Outside the cloistered world that serious chess players inhabit, few would have taken any special note of the death last month of Pal Benko, at age 91. Benko was a top grand master and one of the game’s great artists. After defecting from his native Hungary in 1957, he moved to the United States, competing in tournaments and composing ingenious puzzles that introduced generations of young players to the mysteries of the endgame.
But his singular contribution to American chess wasn’t at the board. Without Benko, there might not have been Bobby Fischer—at least not the Fischer who delivered the U.S. perhaps its greatest cultural victory of the Cold War. His competitive career fading, Benko stepped aside in 1970 and let the younger, more talented Fischer take his place in the competition to determine a challenger for the reigning world champion, Boris Spassky of the Soviet Union. Fischer, who had been playing sporadically throughout the 1960s and who seemed on the brink of quitting the game altogether, tore through the qualifying tournaments before dethroning Spassky in a 1972 match that riveted America.

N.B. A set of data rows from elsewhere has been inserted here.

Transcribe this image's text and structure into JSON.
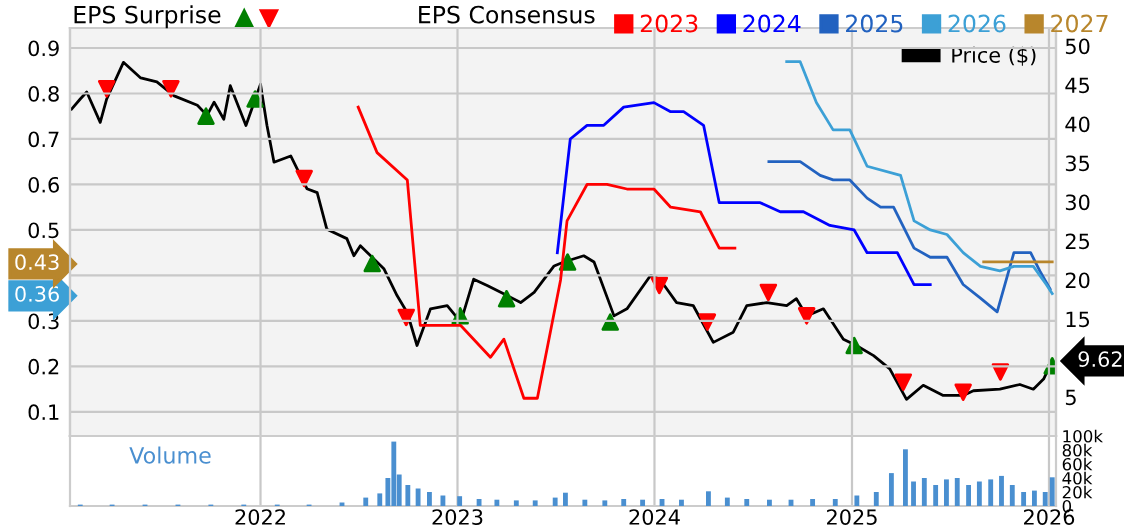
{
  "chart_data": [
    {
      "type": "line",
      "title": "EPS Surprise",
      "legend_title": "EPS Consensus",
      "legend": "top",
      "grid": true,
      "tick_labels": "y",
      "xlim": [
        "2021-01-13",
        "2026-01-14"
      ],
      "xticks": [
        "2022",
        "2023",
        "2024",
        "2025",
        "2026"
      ],
      "ylim": [
        0.047,
        0.944
      ],
      "yticks": [
        0.1,
        0.2,
        0.3,
        0.36,
        {
          "value": 0.4,
          "label": null
        },
        0.43,
        0.5,
        0.6,
        0.7,
        0.8,
        0.9
      ],
      "y2lim": [
        0,
        52.3
      ],
      "y2ticks": [
        5,
        15,
        20,
        25,
        30,
        35,
        40,
        45,
        50
      ],
      "series": [
        {
          "name": "Price ($)",
          "type": "line",
          "axis": "y2",
          "color": "#000000",
          "x": [
            "2021-01-16",
            "2021-02-01",
            "2021-02-13",
            "2021-03-10",
            "2021-03-22",
            "2021-04-22",
            "2021-05-24",
            "2021-06-23",
            "2021-07-25",
            "2021-09-06",
            "2021-09-24",
            "2021-10-07",
            "2021-10-25",
            "2021-11-06",
            "2021-12-05",
            "2022-01-01",
            "2022-01-13",
            "2022-01-26",
            "2022-02-26",
            "2022-03-28",
            "2022-04-16",
            "2022-05-04",
            "2022-06-10",
            "2022-06-23",
            "2022-07-05",
            "2022-08-18",
            "2022-09-11",
            "2022-09-30",
            "2022-10-18",
            "2022-11-12",
            "2022-12-13",
            "2023-01-07",
            "2023-01-31",
            "2023-02-25",
            "2023-04-03",
            "2023-04-28",
            "2023-05-23",
            "2023-06-29",
            "2023-07-17",
            "2023-08-23",
            "2023-09-11",
            "2023-10-18",
            "2023-11-11",
            "2023-12-25",
            "2024-01-11",
            "2024-02-11",
            "2024-03-13",
            "2024-04-19",
            "2024-05-26",
            "2024-06-20",
            "2024-07-27",
            "2024-09-02",
            "2024-09-20",
            "2024-10-09",
            "2024-11-09",
            "2024-12-16",
            "2025-01-09",
            "2025-02-10",
            "2025-03-12",
            "2025-04-12",
            "2025-05-13",
            "2025-06-19",
            "2025-07-26",
            "2025-08-14",
            "2025-10-02",
            "2025-11-08",
            "2025-12-03",
            "2025-12-22",
            "2026-01-07"
          ],
          "values": [
            41.9,
            43.2,
            44.1,
            40.2,
            43.2,
            47.9,
            45.9,
            45.4,
            43.6,
            42.4,
            41.1,
            42.8,
            40.6,
            44.9,
            39.8,
            45.1,
            39.8,
            35.1,
            35.9,
            31.7,
            31.2,
            26.5,
            25.3,
            23.1,
            24.4,
            21.4,
            18.0,
            15.8,
            11.6,
            16.3,
            16.7,
            14.6,
            20.1,
            19.3,
            18.0,
            17.1,
            18.4,
            21.8,
            22.3,
            23.1,
            22.3,
            15.4,
            16.3,
            20.6,
            20.1,
            17.1,
            16.7,
            12.0,
            13.3,
            16.7,
            17.1,
            16.7,
            17.6,
            15.4,
            16.3,
            12.4,
            11.6,
            10.3,
            8.6,
            4.7,
            6.5,
            5.2,
            5.2,
            5.8,
            6.0,
            6.6,
            6.0,
            7.3,
            9.62
          ],
          "value_labels": [
            null,
            null,
            null,
            null,
            null,
            null,
            null,
            null,
            null,
            null,
            null,
            null,
            null,
            null,
            null,
            null,
            null,
            null,
            null,
            null,
            null,
            null,
            null,
            null,
            null,
            null,
            null,
            null,
            null,
            null,
            null,
            null,
            null,
            null,
            null,
            null,
            null,
            null,
            null,
            null,
            null,
            null,
            null,
            null,
            null,
            null,
            null,
            null,
            null,
            null,
            null,
            null,
            null,
            null,
            null,
            null,
            null,
            null,
            null,
            null,
            null,
            null,
            null,
            null,
            null,
            null,
            null,
            null,
            "9.62"
          ]
        },
        {
          "name": "2023",
          "type": "line",
          "axis": "y",
          "color": "#ff0000",
          "x": [
            "2022-07-01",
            "2022-08-05",
            "2022-09-30",
            "2022-10-24",
            "2023-01-07",
            "2023-03-03",
            "2023-03-28",
            "2023-05-04",
            "2023-05-29",
            "2023-07-11",
            "2023-07-23",
            "2023-08-29",
            "2023-10-05",
            "2023-11-11",
            "2023-12-31",
            "2024-01-31",
            "2024-03-26",
            "2024-04-30",
            "2024-05-29"
          ],
          "values": [
            0.77,
            0.67,
            0.61,
            0.29,
            0.29,
            0.22,
            0.26,
            0.13,
            0.13,
            0.39,
            0.52,
            0.6,
            0.6,
            0.59,
            0.59,
            0.55,
            0.54,
            0.46,
            0.46
          ]
        },
        {
          "name": "2024",
          "type": "line",
          "axis": "y",
          "color": "#0000ff",
          "x": [
            "2023-07-05",
            "2023-07-29",
            "2023-08-29",
            "2023-09-29",
            "2023-11-05",
            "2023-12-31",
            "2024-01-31",
            "2024-02-24",
            "2024-04-01",
            "2024-04-30",
            "2024-07-15",
            "2024-08-21",
            "2024-10-03",
            "2024-11-21",
            "2025-01-05",
            "2025-01-29",
            "2025-03-26",
            "2025-04-26",
            "2025-05-26"
          ],
          "values": [
            0.45,
            0.7,
            0.73,
            0.73,
            0.77,
            0.78,
            0.76,
            0.76,
            0.73,
            0.56,
            0.56,
            0.54,
            0.54,
            0.51,
            0.5,
            0.45,
            0.45,
            0.38,
            0.38
          ]
        },
        {
          "name": "2025",
          "type": "line",
          "axis": "y",
          "color": "#2262c0",
          "x": [
            "2024-07-31",
            "2024-09-27",
            "2024-11-03",
            "2024-11-27",
            "2024-12-28",
            "2025-01-29",
            "2025-02-23",
            "2025-03-19",
            "2025-04-26",
            "2025-05-26",
            "2025-06-26",
            "2025-07-26",
            "2025-08-27",
            "2025-09-27",
            "2025-10-28",
            "2025-11-28",
            "2025-12-15",
            "2026-01-03"
          ],
          "values": [
            0.65,
            0.65,
            0.62,
            0.61,
            0.61,
            0.57,
            0.55,
            0.55,
            0.46,
            0.44,
            0.44,
            0.38,
            0.35,
            0.32,
            0.45,
            0.45,
            0.41,
            0.37
          ]
        },
        {
          "name": "2026",
          "type": "line",
          "axis": "y",
          "color": "#3ca0d6",
          "x": [
            "2024-09-02",
            "2024-09-27",
            "2024-10-27",
            "2024-11-27",
            "2024-12-28",
            "2025-01-29",
            "2025-04-01",
            "2025-04-26",
            "2025-05-26",
            "2025-06-26",
            "2025-07-26",
            "2025-08-27",
            "2025-10-02",
            "2025-10-28",
            "2025-12-03",
            "2025-12-27",
            "2026-01-07"
          ],
          "values": [
            0.87,
            0.87,
            0.78,
            0.72,
            0.72,
            0.64,
            0.62,
            0.52,
            0.5,
            0.49,
            0.45,
            0.42,
            0.41,
            0.42,
            0.42,
            0.38,
            0.36
          ]
        },
        {
          "name": "2027",
          "type": "line",
          "axis": "y",
          "color": "#b8862c",
          "x": [
            "2025-09-02",
            "2026-01-07"
          ],
          "values": [
            0.43,
            0.43
          ]
        },
        {
          "type": "scatter",
          "axis": "y2",
          "color": "#008000",
          "marker": "triangle",
          "x": [
            "2021-09-22",
            "2021-12-22",
            "2022-07-27",
            "2023-01-06",
            "2023-04-02",
            "2023-07-24",
            "2023-10-11",
            "2025-01-05",
            "2026-01-07"
          ],
          "values": [
            41.0,
            43.2,
            22.1,
            15.4,
            17.6,
            22.3,
            14.6,
            11.6,
            9.0
          ]
        },
        {
          "type": "scatter",
          "axis": "y2",
          "color": "#ff0000",
          "marker": "triangle_down",
          "x": [
            "2021-03-22",
            "2021-07-19",
            "2022-03-23",
            "2022-09-28",
            "2024-01-10",
            "2024-04-08",
            "2024-07-30",
            "2024-10-09",
            "2025-04-06",
            "2025-07-26",
            "2025-10-03"
          ],
          "values": [
            44.5,
            44.5,
            33.0,
            15.2,
            19.3,
            14.6,
            18.4,
            15.4,
            6.9,
            5.6,
            8.2
          ]
        }
      ]
    },
    {
      "type": "bar",
      "title": "Volume",
      "grid": "x",
      "color": "#4a8fd0",
      "xlim": [
        "2021-01-13",
        "2026-01-14"
      ],
      "xticks": [
        "2022",
        "2023",
        "2024",
        "2025",
        "2026"
      ],
      "ylim": [
        0,
        100000
      ],
      "yticks": [
        0,
        {
          "value": 20000,
          "label": "20k"
        },
        {
          "value": 40000,
          "label": "40k"
        },
        {
          "value": 60000,
          "label": "60k"
        },
        {
          "value": 80000,
          "label": "80k"
        },
        {
          "value": 100000,
          "label": "100k"
        }
      ],
      "x": [
        "2021-02-01",
        "2021-04-01",
        "2021-06-01",
        "2021-08-01",
        "2021-10-01",
        "2021-12-01",
        "2022-02-01",
        "2022-04-01",
        "2022-06-01",
        "2022-07-15",
        "2022-08-10",
        "2022-08-25",
        "2022-09-05",
        "2022-09-15",
        "2022-10-01",
        "2022-10-20",
        "2022-11-10",
        "2022-12-05",
        "2023-01-05",
        "2023-02-10",
        "2023-03-15",
        "2023-04-20",
        "2023-05-25",
        "2023-07-01",
        "2023-07-20",
        "2023-08-25",
        "2023-10-01",
        "2023-11-05",
        "2023-12-10",
        "2024-01-15",
        "2024-02-20",
        "2024-04-10",
        "2024-05-15",
        "2024-06-20",
        "2024-08-01",
        "2024-09-10",
        "2024-10-20",
        "2024-12-01",
        "2025-01-10",
        "2025-02-15",
        "2025-03-15",
        "2025-04-10",
        "2025-04-25",
        "2025-05-15",
        "2025-06-05",
        "2025-06-25",
        "2025-07-15",
        "2025-08-05",
        "2025-08-25",
        "2025-09-15",
        "2025-10-05",
        "2025-10-25",
        "2025-11-15",
        "2025-12-05",
        "2025-12-25",
        "2026-01-07"
      ],
      "values": [
        2000,
        2000,
        2000,
        2000,
        2000,
        2000,
        2000,
        2000,
        5000,
        12000,
        18000,
        40000,
        92000,
        45000,
        30000,
        25000,
        20000,
        15000,
        14000,
        10000,
        9000,
        8000,
        8000,
        12000,
        19000,
        9000,
        8000,
        10000,
        9000,
        10000,
        9000,
        21000,
        12000,
        10000,
        9000,
        9000,
        10000,
        10000,
        15000,
        20000,
        47000,
        81000,
        35000,
        40000,
        30000,
        38000,
        40000,
        30000,
        35000,
        38000,
        43000,
        30000,
        20000,
        22000,
        20000,
        41000
      ]
    }
  ]
}
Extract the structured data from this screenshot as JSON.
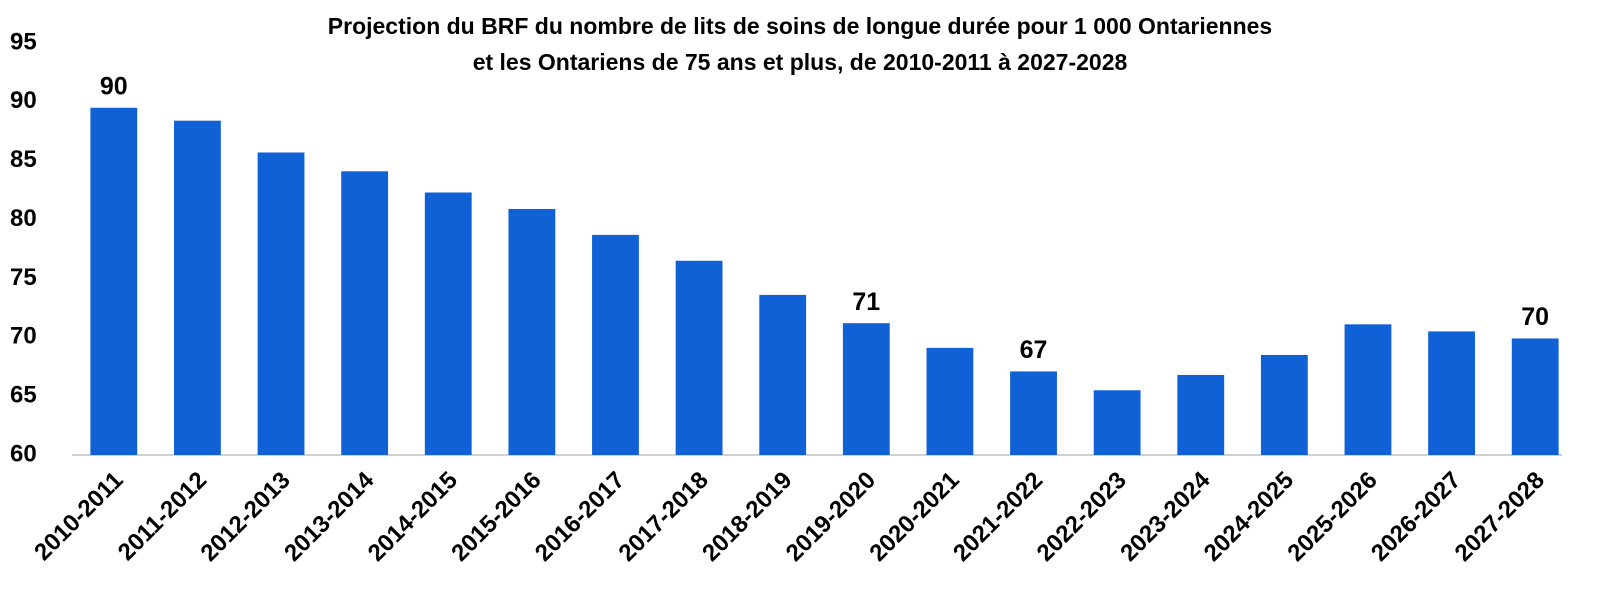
{
  "chart_data": {
    "type": "bar",
    "title": [
      "Projection du BRF du nombre de lits de soins de longue durée pour 1 000 Ontariennes",
      "et les Ontariens de 75 ans et plus, de 2010-2011 à 2027-2028"
    ],
    "categories": [
      "2010-2011",
      "2011-2012",
      "2012-2013",
      "2013-2014",
      "2014-2015",
      "2015-2016",
      "2016-2017",
      "2017-2018",
      "2018-2019",
      "2019-2020",
      "2020-2021",
      "2021-2022",
      "2022-2023",
      "2023-2024",
      "2024-2025",
      "2025-2026",
      "2026-2027",
      "2027-2028"
    ],
    "values": [
      89.5,
      88.4,
      85.7,
      84.1,
      82.3,
      80.9,
      78.7,
      76.5,
      73.6,
      71.2,
      69.1,
      67.1,
      65.5,
      66.8,
      68.5,
      71.1,
      70.5,
      69.9
    ],
    "value_labels": [
      "90",
      null,
      null,
      null,
      null,
      null,
      null,
      null,
      null,
      "71",
      null,
      "67",
      null,
      null,
      null,
      null,
      null,
      "70"
    ],
    "color": "#1061d6",
    "ylim": [
      60,
      95
    ],
    "yticks": [
      60,
      65,
      70,
      75,
      80,
      85,
      90,
      95
    ],
    "grid": false
  }
}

Benko and Fischer hadn’t always been on the best of terms. Playing in a tournament in 1962 in the Caribbean, they squabbled one night and got into a fistfight—“the first fistfight ever recorded by two grandmasters,” Frank Brady wrote in his Fischer biography, Endgame. But they reconciled and stayed friends to the end. “Pal felt that Bobby could change the chess world—which Bobby did—and if Bobby became world champion, that would benefit the whole game,” Susan Polgar, a friend of both men and a former women’s world chess champion, told me. “His own personal interest was secondary to the bigger picture.”
Another chess master who was central to the Fischer story also died last month: Shelby Lyman. Though not a world-class player, Lyman did more to popularize chess in America than anyone not named Bobby Fischer. He was teaching chess in New York when one of his students, a TV executive, tapped him to host a PBS show covering the Fischer-Spassky match. Lyman proved a natural showman, explaining densely complicated chess positions to TV viewers, many of whom thought of a fork only as an eating utensil. (In chess, it’s a move where a single piece makes at least two simultaneous attacks.) Like tons of other kids at the time, I’d turn to Channel 13 in New York that summer and follow Lyman’s commentary move by move, sparking a lifelong interest in the game. After becoming a journalist, I wrote about Lyman, and from time to time we’d talk about the match.